I was just in Bologna, Italy, where, between eating platters of the best cured pork products Euros can buy and eating more gelato than is probably wise, I visited the Teatro Anatomico, where 17th century medical students and 17th century non-student creepers would gather to observe human dissections. While reading the informational literature, I learned about Laura Bassi. Have you heard of her? Neither had I.
Laura Bassi got her doctorate from the University of Bologna in 1732, one of the first few women to earn one from any western university, and went on to become the first female professor of physics in Europe, ever. And then, this happened — take it, Wikipedia:
In 1738, she married Giuseppe Veratti, a fellow academic with whom she had twelve children. Five of her children survived. After this, she was able to lecture from home on a regular basis and successfully petitioned the University for more responsibility and a higher salary to allow her to purchase her own equipment. Bassi earned the highest salary paid by the University of Bologna, equal to that paid to the anatomist Domenico Galeazzi.

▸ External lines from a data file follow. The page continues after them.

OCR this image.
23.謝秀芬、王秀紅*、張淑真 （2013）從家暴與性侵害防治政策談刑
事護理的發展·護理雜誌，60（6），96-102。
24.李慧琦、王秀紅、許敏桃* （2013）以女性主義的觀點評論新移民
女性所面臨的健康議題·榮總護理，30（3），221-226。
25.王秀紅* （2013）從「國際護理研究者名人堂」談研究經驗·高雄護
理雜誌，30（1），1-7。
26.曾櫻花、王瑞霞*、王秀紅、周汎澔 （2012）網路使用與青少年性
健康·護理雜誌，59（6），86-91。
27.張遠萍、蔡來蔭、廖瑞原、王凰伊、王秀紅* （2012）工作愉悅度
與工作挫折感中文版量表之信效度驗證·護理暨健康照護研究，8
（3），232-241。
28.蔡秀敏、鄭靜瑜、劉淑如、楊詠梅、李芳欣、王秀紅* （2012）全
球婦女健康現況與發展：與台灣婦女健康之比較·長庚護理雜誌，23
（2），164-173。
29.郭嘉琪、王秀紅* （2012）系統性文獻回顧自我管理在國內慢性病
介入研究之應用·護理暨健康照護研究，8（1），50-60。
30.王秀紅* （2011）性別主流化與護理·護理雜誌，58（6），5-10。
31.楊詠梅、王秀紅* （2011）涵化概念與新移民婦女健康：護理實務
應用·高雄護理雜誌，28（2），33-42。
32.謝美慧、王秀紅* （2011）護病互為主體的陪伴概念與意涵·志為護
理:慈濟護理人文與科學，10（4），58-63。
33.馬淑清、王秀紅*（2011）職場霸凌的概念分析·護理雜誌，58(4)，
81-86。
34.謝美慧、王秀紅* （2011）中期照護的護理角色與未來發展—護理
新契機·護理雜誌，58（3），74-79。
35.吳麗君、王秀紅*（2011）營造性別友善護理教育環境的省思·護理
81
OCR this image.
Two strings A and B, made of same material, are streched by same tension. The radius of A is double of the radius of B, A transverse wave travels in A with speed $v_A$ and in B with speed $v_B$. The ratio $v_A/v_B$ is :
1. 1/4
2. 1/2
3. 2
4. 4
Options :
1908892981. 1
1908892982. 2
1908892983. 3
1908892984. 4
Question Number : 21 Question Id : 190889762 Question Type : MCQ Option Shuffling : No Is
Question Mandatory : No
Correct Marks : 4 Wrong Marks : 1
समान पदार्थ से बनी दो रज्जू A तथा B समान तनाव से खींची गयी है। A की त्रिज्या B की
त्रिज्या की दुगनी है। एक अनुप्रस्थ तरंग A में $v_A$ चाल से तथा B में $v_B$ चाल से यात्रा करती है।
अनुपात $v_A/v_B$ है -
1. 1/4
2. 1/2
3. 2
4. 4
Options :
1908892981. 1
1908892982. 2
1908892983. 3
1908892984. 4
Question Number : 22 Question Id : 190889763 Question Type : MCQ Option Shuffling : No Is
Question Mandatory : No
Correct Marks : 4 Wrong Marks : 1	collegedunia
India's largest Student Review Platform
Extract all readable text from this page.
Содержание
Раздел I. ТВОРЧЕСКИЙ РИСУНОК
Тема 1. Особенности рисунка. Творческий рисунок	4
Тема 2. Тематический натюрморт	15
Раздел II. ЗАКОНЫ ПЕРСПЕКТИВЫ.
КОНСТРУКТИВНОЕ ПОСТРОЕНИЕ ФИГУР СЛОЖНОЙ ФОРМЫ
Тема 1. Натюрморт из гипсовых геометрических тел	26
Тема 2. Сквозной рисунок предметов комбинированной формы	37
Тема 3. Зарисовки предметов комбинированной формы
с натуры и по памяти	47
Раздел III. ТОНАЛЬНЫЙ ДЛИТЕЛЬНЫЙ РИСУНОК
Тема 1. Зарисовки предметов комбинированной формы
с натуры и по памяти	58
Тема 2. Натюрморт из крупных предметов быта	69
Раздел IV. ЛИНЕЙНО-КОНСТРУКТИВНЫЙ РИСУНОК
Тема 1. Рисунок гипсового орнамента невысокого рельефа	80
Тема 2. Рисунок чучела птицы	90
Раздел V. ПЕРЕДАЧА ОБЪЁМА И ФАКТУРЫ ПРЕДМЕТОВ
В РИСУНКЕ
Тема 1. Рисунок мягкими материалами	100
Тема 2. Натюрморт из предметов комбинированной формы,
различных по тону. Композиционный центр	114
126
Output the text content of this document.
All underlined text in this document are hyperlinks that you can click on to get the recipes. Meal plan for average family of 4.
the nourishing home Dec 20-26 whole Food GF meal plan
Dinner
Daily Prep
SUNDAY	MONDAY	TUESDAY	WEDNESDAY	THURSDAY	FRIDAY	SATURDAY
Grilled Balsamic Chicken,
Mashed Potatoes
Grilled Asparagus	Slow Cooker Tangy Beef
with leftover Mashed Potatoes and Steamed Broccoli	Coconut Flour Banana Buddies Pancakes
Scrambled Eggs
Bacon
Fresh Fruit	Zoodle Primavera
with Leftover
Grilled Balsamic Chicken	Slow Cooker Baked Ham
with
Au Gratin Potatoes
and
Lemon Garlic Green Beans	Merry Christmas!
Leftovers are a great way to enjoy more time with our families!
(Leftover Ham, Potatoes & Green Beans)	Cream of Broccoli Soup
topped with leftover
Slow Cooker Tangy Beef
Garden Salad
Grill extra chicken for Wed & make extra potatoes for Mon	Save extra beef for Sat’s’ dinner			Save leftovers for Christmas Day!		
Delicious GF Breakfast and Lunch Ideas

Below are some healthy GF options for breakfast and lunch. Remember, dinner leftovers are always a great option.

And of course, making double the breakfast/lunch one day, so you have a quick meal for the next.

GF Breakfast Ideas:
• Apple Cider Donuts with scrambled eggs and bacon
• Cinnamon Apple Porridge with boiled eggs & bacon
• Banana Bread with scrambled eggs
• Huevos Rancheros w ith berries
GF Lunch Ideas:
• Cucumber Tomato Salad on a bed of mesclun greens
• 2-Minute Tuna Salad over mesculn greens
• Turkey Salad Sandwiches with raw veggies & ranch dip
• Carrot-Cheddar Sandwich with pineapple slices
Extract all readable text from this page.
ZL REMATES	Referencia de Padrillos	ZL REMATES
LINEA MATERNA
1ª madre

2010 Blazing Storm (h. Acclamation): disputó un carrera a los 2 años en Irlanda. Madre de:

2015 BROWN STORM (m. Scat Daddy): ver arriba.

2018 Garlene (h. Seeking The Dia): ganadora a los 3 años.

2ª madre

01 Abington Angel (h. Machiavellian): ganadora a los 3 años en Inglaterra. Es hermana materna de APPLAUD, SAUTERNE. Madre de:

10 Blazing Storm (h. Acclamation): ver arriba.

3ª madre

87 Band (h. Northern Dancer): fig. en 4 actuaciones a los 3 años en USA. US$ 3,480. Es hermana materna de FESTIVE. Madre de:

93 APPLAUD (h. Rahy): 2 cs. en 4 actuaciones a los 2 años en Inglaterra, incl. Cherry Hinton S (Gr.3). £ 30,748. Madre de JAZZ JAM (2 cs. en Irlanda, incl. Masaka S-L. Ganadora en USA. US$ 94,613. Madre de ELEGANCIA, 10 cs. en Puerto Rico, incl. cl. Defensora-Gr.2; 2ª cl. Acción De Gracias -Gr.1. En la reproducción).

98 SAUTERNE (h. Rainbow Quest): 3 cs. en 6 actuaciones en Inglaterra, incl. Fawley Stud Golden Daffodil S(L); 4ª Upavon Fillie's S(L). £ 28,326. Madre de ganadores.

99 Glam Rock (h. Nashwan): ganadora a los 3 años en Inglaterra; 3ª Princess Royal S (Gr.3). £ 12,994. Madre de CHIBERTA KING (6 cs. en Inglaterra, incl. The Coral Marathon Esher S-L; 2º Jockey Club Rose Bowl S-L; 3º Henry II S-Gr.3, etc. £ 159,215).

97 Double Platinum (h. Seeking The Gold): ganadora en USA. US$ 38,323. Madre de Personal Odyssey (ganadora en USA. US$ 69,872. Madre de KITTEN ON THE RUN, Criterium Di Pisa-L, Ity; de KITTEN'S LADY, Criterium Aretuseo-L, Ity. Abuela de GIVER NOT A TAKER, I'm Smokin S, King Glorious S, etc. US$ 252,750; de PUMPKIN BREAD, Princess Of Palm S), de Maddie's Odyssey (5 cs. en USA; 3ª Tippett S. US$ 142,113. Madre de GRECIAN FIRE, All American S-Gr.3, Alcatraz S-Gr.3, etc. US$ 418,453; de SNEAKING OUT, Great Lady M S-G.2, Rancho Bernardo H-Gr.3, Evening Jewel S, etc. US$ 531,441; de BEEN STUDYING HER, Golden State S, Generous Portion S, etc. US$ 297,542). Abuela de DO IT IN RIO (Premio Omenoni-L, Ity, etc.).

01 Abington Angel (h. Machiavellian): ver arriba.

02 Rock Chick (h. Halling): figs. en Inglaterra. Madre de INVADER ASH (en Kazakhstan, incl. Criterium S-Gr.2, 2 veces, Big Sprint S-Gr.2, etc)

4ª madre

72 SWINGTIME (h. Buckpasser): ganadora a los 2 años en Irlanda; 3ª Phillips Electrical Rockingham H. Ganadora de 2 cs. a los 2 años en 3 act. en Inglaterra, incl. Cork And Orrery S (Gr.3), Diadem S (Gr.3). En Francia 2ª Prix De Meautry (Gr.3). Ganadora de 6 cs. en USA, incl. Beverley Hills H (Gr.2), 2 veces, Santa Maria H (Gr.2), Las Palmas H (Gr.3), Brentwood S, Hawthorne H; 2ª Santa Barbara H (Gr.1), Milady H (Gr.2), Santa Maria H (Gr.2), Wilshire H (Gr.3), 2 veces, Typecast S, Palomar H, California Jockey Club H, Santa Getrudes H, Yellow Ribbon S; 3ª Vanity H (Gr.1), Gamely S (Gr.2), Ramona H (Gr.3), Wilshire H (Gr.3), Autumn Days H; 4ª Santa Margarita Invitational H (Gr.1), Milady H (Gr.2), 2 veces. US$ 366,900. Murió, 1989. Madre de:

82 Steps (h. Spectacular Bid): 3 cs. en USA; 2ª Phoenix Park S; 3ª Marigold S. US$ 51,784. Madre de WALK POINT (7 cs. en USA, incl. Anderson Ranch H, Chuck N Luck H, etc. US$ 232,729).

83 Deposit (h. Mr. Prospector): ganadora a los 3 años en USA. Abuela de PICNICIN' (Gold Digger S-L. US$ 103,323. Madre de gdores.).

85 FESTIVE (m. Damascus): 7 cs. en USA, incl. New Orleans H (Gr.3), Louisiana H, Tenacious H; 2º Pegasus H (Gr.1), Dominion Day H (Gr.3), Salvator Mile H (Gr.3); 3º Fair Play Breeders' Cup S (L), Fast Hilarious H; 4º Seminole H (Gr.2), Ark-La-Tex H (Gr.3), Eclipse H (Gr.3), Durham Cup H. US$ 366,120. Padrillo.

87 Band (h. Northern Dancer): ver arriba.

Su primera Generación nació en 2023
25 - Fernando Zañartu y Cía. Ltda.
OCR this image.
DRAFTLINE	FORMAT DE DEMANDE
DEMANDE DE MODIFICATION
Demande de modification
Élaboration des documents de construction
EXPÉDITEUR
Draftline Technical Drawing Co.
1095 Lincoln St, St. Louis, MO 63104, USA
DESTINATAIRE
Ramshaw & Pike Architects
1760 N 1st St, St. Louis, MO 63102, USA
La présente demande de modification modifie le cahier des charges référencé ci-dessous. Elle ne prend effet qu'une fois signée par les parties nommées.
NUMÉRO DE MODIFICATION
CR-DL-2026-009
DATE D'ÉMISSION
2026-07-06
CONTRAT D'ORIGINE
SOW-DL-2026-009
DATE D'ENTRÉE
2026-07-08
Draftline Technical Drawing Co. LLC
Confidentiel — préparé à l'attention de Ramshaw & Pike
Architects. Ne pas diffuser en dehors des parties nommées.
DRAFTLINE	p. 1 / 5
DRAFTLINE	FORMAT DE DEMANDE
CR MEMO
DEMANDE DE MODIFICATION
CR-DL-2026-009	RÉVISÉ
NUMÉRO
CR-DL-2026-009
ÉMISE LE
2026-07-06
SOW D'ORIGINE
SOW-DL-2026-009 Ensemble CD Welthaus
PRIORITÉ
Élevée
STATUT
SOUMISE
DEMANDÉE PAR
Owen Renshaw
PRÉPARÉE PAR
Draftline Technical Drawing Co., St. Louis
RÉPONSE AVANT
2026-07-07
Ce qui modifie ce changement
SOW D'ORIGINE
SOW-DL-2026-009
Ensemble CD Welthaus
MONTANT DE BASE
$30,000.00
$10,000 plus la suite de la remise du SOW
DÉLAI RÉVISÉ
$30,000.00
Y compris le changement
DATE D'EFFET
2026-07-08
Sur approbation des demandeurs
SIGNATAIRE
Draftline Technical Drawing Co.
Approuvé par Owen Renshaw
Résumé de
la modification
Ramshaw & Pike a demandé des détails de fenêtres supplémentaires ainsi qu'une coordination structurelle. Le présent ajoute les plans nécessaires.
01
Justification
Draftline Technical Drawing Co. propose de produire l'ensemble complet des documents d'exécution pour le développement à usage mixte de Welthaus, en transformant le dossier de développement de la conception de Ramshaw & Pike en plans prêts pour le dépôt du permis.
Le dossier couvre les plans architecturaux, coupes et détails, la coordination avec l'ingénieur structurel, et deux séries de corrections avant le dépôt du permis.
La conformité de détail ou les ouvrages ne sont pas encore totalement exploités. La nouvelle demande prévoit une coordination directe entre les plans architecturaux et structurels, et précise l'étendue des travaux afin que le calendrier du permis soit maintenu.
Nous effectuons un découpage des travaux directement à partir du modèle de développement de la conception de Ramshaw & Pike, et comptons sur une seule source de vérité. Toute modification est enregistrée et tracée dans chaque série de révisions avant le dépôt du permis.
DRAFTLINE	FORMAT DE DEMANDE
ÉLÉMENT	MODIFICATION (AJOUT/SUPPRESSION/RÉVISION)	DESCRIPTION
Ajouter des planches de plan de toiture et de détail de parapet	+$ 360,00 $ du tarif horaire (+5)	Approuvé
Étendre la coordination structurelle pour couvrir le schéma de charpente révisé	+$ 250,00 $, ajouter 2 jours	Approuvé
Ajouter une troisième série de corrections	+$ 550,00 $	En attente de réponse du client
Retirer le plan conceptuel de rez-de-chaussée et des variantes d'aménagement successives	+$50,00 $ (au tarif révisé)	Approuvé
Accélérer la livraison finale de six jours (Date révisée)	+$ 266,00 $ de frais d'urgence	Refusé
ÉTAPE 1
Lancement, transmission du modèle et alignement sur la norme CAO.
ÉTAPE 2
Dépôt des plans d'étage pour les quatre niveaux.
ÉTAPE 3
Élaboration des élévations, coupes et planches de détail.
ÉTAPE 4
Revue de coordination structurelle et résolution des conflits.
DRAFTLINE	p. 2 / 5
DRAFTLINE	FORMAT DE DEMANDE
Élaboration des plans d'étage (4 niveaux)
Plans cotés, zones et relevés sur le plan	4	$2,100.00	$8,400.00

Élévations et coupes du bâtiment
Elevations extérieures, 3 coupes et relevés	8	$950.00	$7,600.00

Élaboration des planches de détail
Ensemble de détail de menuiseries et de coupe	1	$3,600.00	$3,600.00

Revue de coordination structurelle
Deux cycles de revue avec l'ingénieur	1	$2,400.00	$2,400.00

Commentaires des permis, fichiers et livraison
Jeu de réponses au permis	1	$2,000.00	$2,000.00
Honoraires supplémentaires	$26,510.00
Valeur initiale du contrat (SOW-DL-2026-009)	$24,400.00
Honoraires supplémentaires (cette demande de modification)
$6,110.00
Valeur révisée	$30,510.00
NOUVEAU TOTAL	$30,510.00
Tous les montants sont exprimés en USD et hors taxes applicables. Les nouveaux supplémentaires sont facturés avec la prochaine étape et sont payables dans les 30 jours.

This lady broke herself a big ol’ glass ceiling, and then got flex time and equal pay. Oh, and did I mention that her husband was her physics TA?
(As an aside: Laura, I really hope you wanted all 12 of those bambini. Because whoa, talk about trying to have it all. Some sources say it was 8, which is still a whole lotta bambini.)
And then no one ever heard of her again**, and now women still make 75 cents on the dollar.
I’m not saying eighteenth century Italy was the world’s most enlightened time and place for women, but I am saying (1) you get yours, Laura Bassi; and (2) get it together, 2016.
**Hyperbole! But also a little true.